Federal Reserve Banks report that 53% of small business owners used personal savings in 2022 in response to business financial challenges. Lean into personal savings if necessary, but be sure to pay yourself back.

What if you don’t have an emergency fund? There's no better time to start one than today. It is recommended that businesses reserve at least 10% of their annual revenue or at least three full months of expenses (Federal Reserve Banks). The savings should be liquid — either in cash, a savings account, or prepaid credit cards.

Currently, several trusted financial institutions offer "high yield" savings accounts. While "high yield" is often 3–4%, that is interest that cash or regular savings accounts are not earning to benefit your business.

The key to contributing to an emergency fund is to be consistent. While you may only be able to stash away small amounts each month or quarter, having any amount of savings is still beneficial over having nothing available in a time of need.

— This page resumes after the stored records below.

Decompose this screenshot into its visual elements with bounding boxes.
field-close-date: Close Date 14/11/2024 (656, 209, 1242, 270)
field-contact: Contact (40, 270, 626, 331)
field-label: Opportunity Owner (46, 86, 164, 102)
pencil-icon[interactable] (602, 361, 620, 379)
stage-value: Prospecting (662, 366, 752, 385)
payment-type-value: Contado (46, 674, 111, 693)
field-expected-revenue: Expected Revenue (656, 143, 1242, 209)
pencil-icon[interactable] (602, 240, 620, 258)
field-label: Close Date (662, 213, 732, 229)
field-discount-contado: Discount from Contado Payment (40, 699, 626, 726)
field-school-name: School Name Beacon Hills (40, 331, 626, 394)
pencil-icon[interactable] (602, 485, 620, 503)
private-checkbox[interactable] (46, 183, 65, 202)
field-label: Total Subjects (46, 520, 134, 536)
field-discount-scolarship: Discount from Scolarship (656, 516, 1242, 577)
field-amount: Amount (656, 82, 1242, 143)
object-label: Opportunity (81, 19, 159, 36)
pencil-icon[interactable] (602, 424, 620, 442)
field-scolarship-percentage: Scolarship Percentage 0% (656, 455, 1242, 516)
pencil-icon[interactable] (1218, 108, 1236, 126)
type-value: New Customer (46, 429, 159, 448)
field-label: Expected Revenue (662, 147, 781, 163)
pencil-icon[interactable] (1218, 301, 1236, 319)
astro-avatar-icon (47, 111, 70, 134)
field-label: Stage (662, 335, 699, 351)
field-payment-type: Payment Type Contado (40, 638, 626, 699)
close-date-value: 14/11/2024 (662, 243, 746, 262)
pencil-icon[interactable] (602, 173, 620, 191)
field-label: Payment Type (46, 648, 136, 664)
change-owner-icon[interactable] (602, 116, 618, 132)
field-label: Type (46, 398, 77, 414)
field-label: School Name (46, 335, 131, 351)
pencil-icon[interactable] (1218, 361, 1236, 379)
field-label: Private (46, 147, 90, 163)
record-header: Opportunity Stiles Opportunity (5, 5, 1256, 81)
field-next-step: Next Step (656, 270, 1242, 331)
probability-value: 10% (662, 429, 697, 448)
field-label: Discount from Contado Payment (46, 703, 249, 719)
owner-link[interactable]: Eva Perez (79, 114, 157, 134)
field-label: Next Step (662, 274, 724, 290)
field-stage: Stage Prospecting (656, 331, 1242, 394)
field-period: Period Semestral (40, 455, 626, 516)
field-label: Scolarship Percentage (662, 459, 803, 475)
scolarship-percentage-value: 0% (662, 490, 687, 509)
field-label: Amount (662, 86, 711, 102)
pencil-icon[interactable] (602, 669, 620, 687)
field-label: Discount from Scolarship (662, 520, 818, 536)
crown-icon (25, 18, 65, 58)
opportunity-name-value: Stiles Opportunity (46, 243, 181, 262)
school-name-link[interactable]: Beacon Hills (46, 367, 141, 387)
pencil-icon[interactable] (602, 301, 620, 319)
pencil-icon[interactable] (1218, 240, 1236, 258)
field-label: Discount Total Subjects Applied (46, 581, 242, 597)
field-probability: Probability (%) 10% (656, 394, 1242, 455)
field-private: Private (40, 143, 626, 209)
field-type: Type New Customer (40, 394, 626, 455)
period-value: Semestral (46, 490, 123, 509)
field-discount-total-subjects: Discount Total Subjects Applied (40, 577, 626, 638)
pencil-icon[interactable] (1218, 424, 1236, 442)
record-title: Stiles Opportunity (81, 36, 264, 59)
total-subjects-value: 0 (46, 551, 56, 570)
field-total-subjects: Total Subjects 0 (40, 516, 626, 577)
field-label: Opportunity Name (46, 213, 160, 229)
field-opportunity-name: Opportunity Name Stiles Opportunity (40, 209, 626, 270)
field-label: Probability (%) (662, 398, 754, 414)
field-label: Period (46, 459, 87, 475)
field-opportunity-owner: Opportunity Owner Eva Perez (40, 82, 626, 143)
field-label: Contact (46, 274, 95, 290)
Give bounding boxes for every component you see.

Explore Small Business Financing 

Tapping into small business financing options may be a requirement to get through a tight cash crunch. Commonly used programs include credit cards, lines of credit, term loans, and traditional business loans.

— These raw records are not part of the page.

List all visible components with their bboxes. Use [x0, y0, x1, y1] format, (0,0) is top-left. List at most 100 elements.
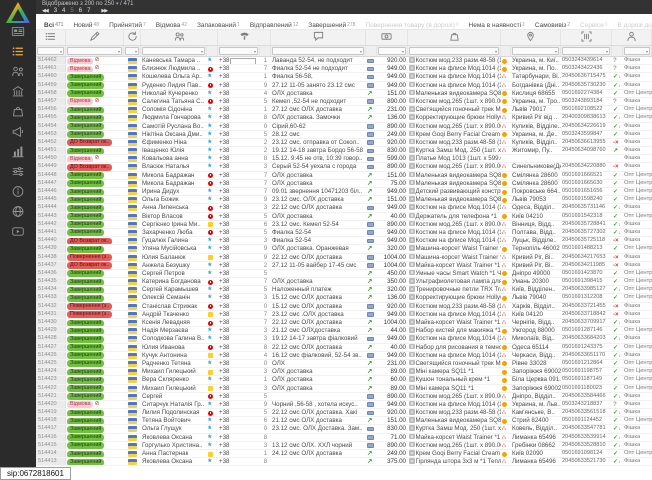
order-row-514445[interactable]: 514445ЗавершенийОльга Божик*+38923.12 см…: [36, 196, 652, 204]
status-badge[interactable]: Завершений: [67, 221, 104, 228]
status-badge[interactable]: Завершений: [67, 115, 104, 122]
sidebar-item-notifications[interactable]: [10, 127, 26, 141]
sidebar-item-products[interactable]: [10, 107, 26, 121]
column-header-client-icon[interactable]: [141, 30, 218, 45]
status-badge[interactable]: Завершений: [67, 74, 104, 81]
status-badge[interactable]: Завершений: [67, 385, 104, 392]
status-badge[interactable]: Завершений: [67, 270, 104, 277]
status-badge[interactable]: Завершений: [67, 459, 104, 466]
status-badge[interactable]: Завершений: [67, 426, 104, 433]
status-badge[interactable]: Завершений: [67, 360, 104, 367]
order-row-514450[interactable]: 514450Відмова⊘Ковальова анна*+38815.12. …: [36, 155, 652, 163]
order-row-514441[interactable]: 514441ЗавершенийЗахарченко Люба+385Фиалк…: [36, 229, 652, 237]
page-number-5[interactable]: 5: [70, 8, 73, 14]
order-row-514442[interactable]: 514442ЗавершенийСергієнко Ірина Ми..+386…: [36, 221, 652, 229]
order-row-514434[interactable]: 514434ЗавершенийСергей Карамышев*+385Нал…: [36, 286, 652, 294]
status-badge[interactable]: Завершений: [67, 90, 104, 97]
status-badge[interactable]: Повернення (з..: [67, 254, 112, 261]
order-row-514454[interactable]: 514454ЗавершенийСамотій Руслана Во..*+38…: [36, 123, 652, 131]
status-badge[interactable]: Завершений: [67, 82, 104, 89]
filter-select-name[interactable]: [142, 47, 205, 55]
order-row-514418[interactable]: 514418ЗавершенийТетяна Войтович*+38621.1…: [36, 417, 652, 425]
order-row-514438[interactable]: 514438Повернення (з..Юлия Баланюк+38922.…: [36, 254, 652, 262]
status-badge[interactable]: Завершений: [67, 107, 104, 114]
status-badge[interactable]: Завершений: [67, 205, 104, 212]
status-badge[interactable]: Повернення (з..: [67, 311, 112, 318]
status-badge[interactable]: Завершений: [67, 377, 104, 384]
status-badge[interactable]: Завершений: [67, 344, 104, 351]
order-row-514457[interactable]: 514457Відмова⊘Салегина Татьяна С..+385Ке…: [36, 98, 652, 106]
status-badge[interactable]: Завершений: [67, 442, 104, 449]
status-badge[interactable]: ДО Возврат ок..: [67, 139, 112, 146]
status-badge[interactable]: Завершений: [67, 213, 104, 220]
tab-запакований[interactable]: Запакований1: [192, 18, 245, 30]
status-badge[interactable]: Відмова: [67, 401, 93, 408]
status-badge[interactable]: Завершений: [67, 328, 104, 335]
page-size-caret-icon[interactable]: ▾: [116, 1, 119, 7]
status-badge[interactable]: Завершений: [67, 434, 104, 441]
column-header-comment-icon[interactable]: [271, 30, 366, 45]
column-header-product-icon[interactable]: [408, 30, 501, 45]
last-page-icon[interactable]: ▶▶: [101, 8, 107, 14]
first-page-icon[interactable]: ◀◀: [42, 8, 48, 14]
column-header-phone-icon[interactable]: [218, 30, 271, 45]
order-row-514416[interactable]: 514416ЗавершенийЯковлева Оксана*+38871.0…: [36, 434, 652, 442]
order-row-514455[interactable]: 514455ЗавершенийЛюдмила Гончарова*+388ОЛ…: [36, 114, 652, 122]
column-header-country-refresh-icon[interactable]: [124, 30, 141, 45]
sidebar-item-info[interactable]: [10, 187, 26, 201]
sidebar-item-video-help[interactable]: [10, 227, 26, 241]
sidebar-item-clients[interactable]: [10, 67, 26, 81]
filter-select-st[interactable]: [67, 47, 122, 55]
order-row-514452[interactable]: 514452ДО Возврат ок..Єфименко Ніна*+3822…: [36, 139, 652, 147]
order-row-514432[interactable]: 514432Повернення (з..Станіслав Стрижак+3…: [36, 303, 652, 311]
column-header-manager-icon[interactable]: [612, 30, 652, 45]
order-row-514433[interactable]: 514433ЗавершенийОлексій Семанін*+38315.1…: [36, 294, 652, 302]
order-row-514460[interactable]: 514460ЗавершенийКошелева Ольга Ар..*+381…: [36, 73, 652, 81]
order-row-514429[interactable]: 514429ЗавершенийНадія Мерзаєва*+38321.12…: [36, 327, 652, 335]
sidebar-item-orders[interactable]: [10, 47, 26, 61]
tab-відмова[interactable]: Відмова42: [151, 18, 192, 30]
order-row-514444[interactable]: 514444ЗавершенийАнна Липенська+38322.12 …: [36, 204, 652, 212]
status-badge[interactable]: Відмова: [67, 156, 93, 163]
status-badge[interactable]: Завершений: [67, 148, 104, 155]
column-header-payment-icon[interactable]: [366, 30, 408, 45]
status-badge[interactable]: Завершений: [67, 295, 104, 302]
order-row-514435[interactable]: 514435ЗавершенийКатерина Богданова+387ОЛ…: [36, 278, 652, 286]
order-row-514456[interactable]: 514456ЗавершенийСоломія Сідоніна*+38127.…: [36, 106, 652, 114]
order-row-514424[interactable]: 514424ЗавершенийМихаил Гилецький+383ОЛХ …: [36, 368, 652, 376]
page-number-7[interactable]: 7: [87, 8, 90, 14]
status-badge[interactable]: Відмова: [67, 66, 93, 73]
status-badge[interactable]: Завершений: [67, 451, 104, 458]
tab-відправлений[interactable]: Відправлений12: [245, 18, 303, 30]
status-badge[interactable]: Завершений: [67, 369, 104, 376]
filter-select-flag[interactable]: [125, 47, 139, 55]
filter-select-ph[interactable]: [219, 47, 258, 55]
order-row-514447[interactable]: 514447ЗавершенийМикола Бадражан+387ОЛХ д…: [36, 180, 652, 188]
order-row-514420[interactable]: 514420Відмова⊘Ситарчук Наталія Гр..*+389…: [36, 401, 652, 409]
order-row-514459[interactable]: 514459ЗавершенийРуденко Лидия Пав..+3892…: [36, 82, 652, 90]
sidebar-item-settings[interactable]: [10, 167, 26, 181]
app-logo-icon[interactable]: [5, 1, 31, 25]
order-row-514413[interactable]: 514413ЗавершенийЯковлева Оксана*+388↗375…: [36, 458, 652, 466]
status-badge[interactable]: Завершений: [67, 279, 104, 286]
filter-select-cm[interactable]: [272, 47, 364, 55]
status-badge[interactable]: Завершений: [67, 172, 104, 179]
status-badge[interactable]: Завершений: [67, 131, 104, 138]
sidebar-item-dashboard[interactable]: [10, 27, 26, 41]
column-header-status-edit-icon[interactable]: [66, 30, 124, 45]
filter-select-prod[interactable]: [409, 47, 499, 55]
status-badge[interactable]: Завершений: [67, 229, 104, 236]
column-header-delivery-icon[interactable]: [501, 30, 561, 45]
status-badge[interactable]: Відмова: [67, 58, 93, 65]
order-row-514425[interactable]: 514425ЗавершенийРадченко Тетяна*+380ОЛХ↗…: [36, 360, 652, 368]
order-row-514428[interactable]: 514428ЗавершенийСолодкова Галина В..*+38…: [36, 335, 652, 343]
filter-select-reg[interactable]: [512, 47, 559, 55]
status-badge[interactable]: Завершений: [67, 197, 104, 204]
sidebar-item-statistics[interactable]: [10, 147, 26, 161]
phone-filter-input[interactable]: [230, 58, 256, 65]
order-row-514430[interactable]: 514430ЗавершенийКсенія Левадняя+38722.12…: [36, 319, 652, 327]
status-badge[interactable]: Завершений: [67, 418, 104, 425]
filter-select-pr[interactable]: [378, 47, 406, 55]
status-badge[interactable]: ДО Возврат ок..: [67, 262, 112, 269]
order-row-514451[interactable]: 514451ЗавершенийІващенко Юлія*+38219.12 …: [36, 147, 652, 155]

Credit cards are beneficial to get over a short lull in cash — when cash is coming in the next month or two. However, the high interest rates make credit cards a challenge when you don't know when the cash will finally flow back. 

Lines of credit, term loans, and traditional business loans are all financing tools that can help you manage the cash in your business. Lines of credit typically have variable interest rates, and you'll need to budget for the interest payments in addition to paying down the principal in a timely manner. Term loans allow you to make interest-only payments until a principal payment is due. For example, a grain farm may use a term loan to pay off an unexpected equipment purchase. The farm would make a monthly fixed interest payment and then make an annual principal payment every winter after the crops have been harvested and sold. Traditional business loans have a fixed interest rate where you pay both interest and principal every month.

To set yourself up for success in financial lending, be sure that you have an open and communicative relationship with your lender. Ensure that they understand your business, your products, your business timelines, and your financial needs. A good relationship with your lender will help them serve you in a timely manner, instead of needing to meet to talk through what is going on, collect financial information, and update business plans and financial statements. When you are prepared, you can react, make decisions, and move forward with more confidence.

Don't have a lender yet? The best time to meet your future lender is during your good times, when you don’t need them. You can meet your local agricultural lender by making an appointment or visiting with them at local agriculture meetings, conferences, or farm shows. When you find yourself in need of financing, be sure to arm yourself with an updated business plan with 3 to 5 years of cash flow projections, 3 years of past tax returns, and an updated balance sheet.

In summary, open communication, updated bookkeeping, and timely decision-making are the best tools to use when navigating a cash crunch.